Bir toplumsal yapının değiştirilmesinde yönetici azınlığın, yönettiği çoğunluğun mutluluğuna ne ölçüde engel olduğunun bilinmesi en geçerli ölçüdür. Bunun ölçülebilmesi, toplumdaki üretken güçlerin gelişmişliklerine ve buna bağlı olarak bireylerin yapmak istedikleri işlere yönelimlerinde ne kadar az engellemelerine bağlıdır.
Aslında; bu husus eğitim açısından önemli sonuçlara sahiptir. Acaba; yönetici sınıf, eğitim kurumu açısından çoğunluğun mutluluğuna ne ölçüde engel oluyor? Ya da katkı sunuyor. Yine; üretken bir güç olarak, eğitim sisteminin gelişmişlik düzeyi ve buna bağlı olarak yurttaşların yapmak istedikleri işlere yönelimlerinde ne kadar az engellenmektedir. Ancak, ondan önce eğitim sistemi açısından yurttaşların istedikleri uygulamalar nelerdir?
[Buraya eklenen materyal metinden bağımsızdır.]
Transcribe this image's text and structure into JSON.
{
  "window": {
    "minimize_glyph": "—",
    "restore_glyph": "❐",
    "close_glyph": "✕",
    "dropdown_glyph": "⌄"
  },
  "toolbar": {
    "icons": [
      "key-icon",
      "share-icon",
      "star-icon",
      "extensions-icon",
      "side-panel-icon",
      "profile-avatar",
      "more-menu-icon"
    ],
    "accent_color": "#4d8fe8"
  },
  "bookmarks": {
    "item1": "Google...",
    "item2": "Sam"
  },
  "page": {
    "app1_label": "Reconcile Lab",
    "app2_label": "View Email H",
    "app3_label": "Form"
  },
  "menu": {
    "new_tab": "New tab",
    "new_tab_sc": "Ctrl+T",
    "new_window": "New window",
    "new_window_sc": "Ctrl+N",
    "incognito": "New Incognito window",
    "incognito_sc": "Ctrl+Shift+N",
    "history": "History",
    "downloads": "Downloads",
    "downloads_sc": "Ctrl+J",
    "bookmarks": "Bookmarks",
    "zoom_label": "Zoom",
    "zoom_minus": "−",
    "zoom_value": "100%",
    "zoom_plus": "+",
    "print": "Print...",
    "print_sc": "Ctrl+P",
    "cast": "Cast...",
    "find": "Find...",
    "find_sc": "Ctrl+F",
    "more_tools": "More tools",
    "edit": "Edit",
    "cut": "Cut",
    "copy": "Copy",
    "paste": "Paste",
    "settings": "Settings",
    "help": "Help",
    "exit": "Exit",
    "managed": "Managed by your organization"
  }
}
Bunun bilinmesi gerekir.
Laik ve bilimsel bir eğitim isteği, çoğunluğun tercihi olduğuna kimsenin şüpheyle bakmaması gerekir. Ancak, eğitim sistemi analiz edildiğinde pek de laik ve bilimsel olmadığı görülecektir. En başta 1996’da kabul edilen eğitim programının neoliberal bir eksende olup laik ve bilimsel eğitimden uzaklaştığı görülmektedir. Böylece, eğitim sisteminde algı dayanağı olarak kabul edilen eğitim programı, ders kitaplarına ve dolayısıyla öğretmen tutum ve davranışlarına yansımaktadır. Böylece; bu boyutuyla eğitim sisteminin, bilimsel ve laik olduğunu kim söyleyebilir? Tabii ki başka boyutları da hesaba katmak gerekir.
Tabii ki makro düzeyde ve okul yönetimi düzeyindeki bilimsel bir anlayıştan kopuşu hesaba katmak gerekir. Özellikle, Milli Eğitim Bakanlığı merkez örgütünde çalışan üst düzey yöneticilerin eğitim sistemi açısından nitelikli olmadıklarını görüyoruz. Okul düzeyinde ise söylenecek çok husus bulunuyor. Okul yöneticiliğinin atanmasında nepotizm uygulamaları görülüyor.
Maalesef; eğitim sisteminin öğretim boyutu da sorunlu. Etkili öğretim yöntemlerinin uygulandığını kim söyleyebilir? Yine; öğretmenlerin eğitim alanında sürekli yeniliklere uyum sağlaması için hizmet içi eğitim hizmetinden geçirilmesi gerektiği söylense de neden bu ilkeye uyulmaz?
Diğer taraftan, fotokopi, temizlik gibi neredeyse 46 kalemden alınan harç hangi bilimsel ve halkçı ilkelerle açıklanabilir?
Eğitim kurumu toplumsal yapının kalbidir. Buna göre, yönetici sınıfın, toplumsal yapıyı değiştirmesi gerekir. Bunun yollarından biri eğitim sisteminin değişmesidir. Çünkü, eğitim sistemi çoğunluğun beklentilerine uymuyor. Bu durum da mutsuzluk üretiyor.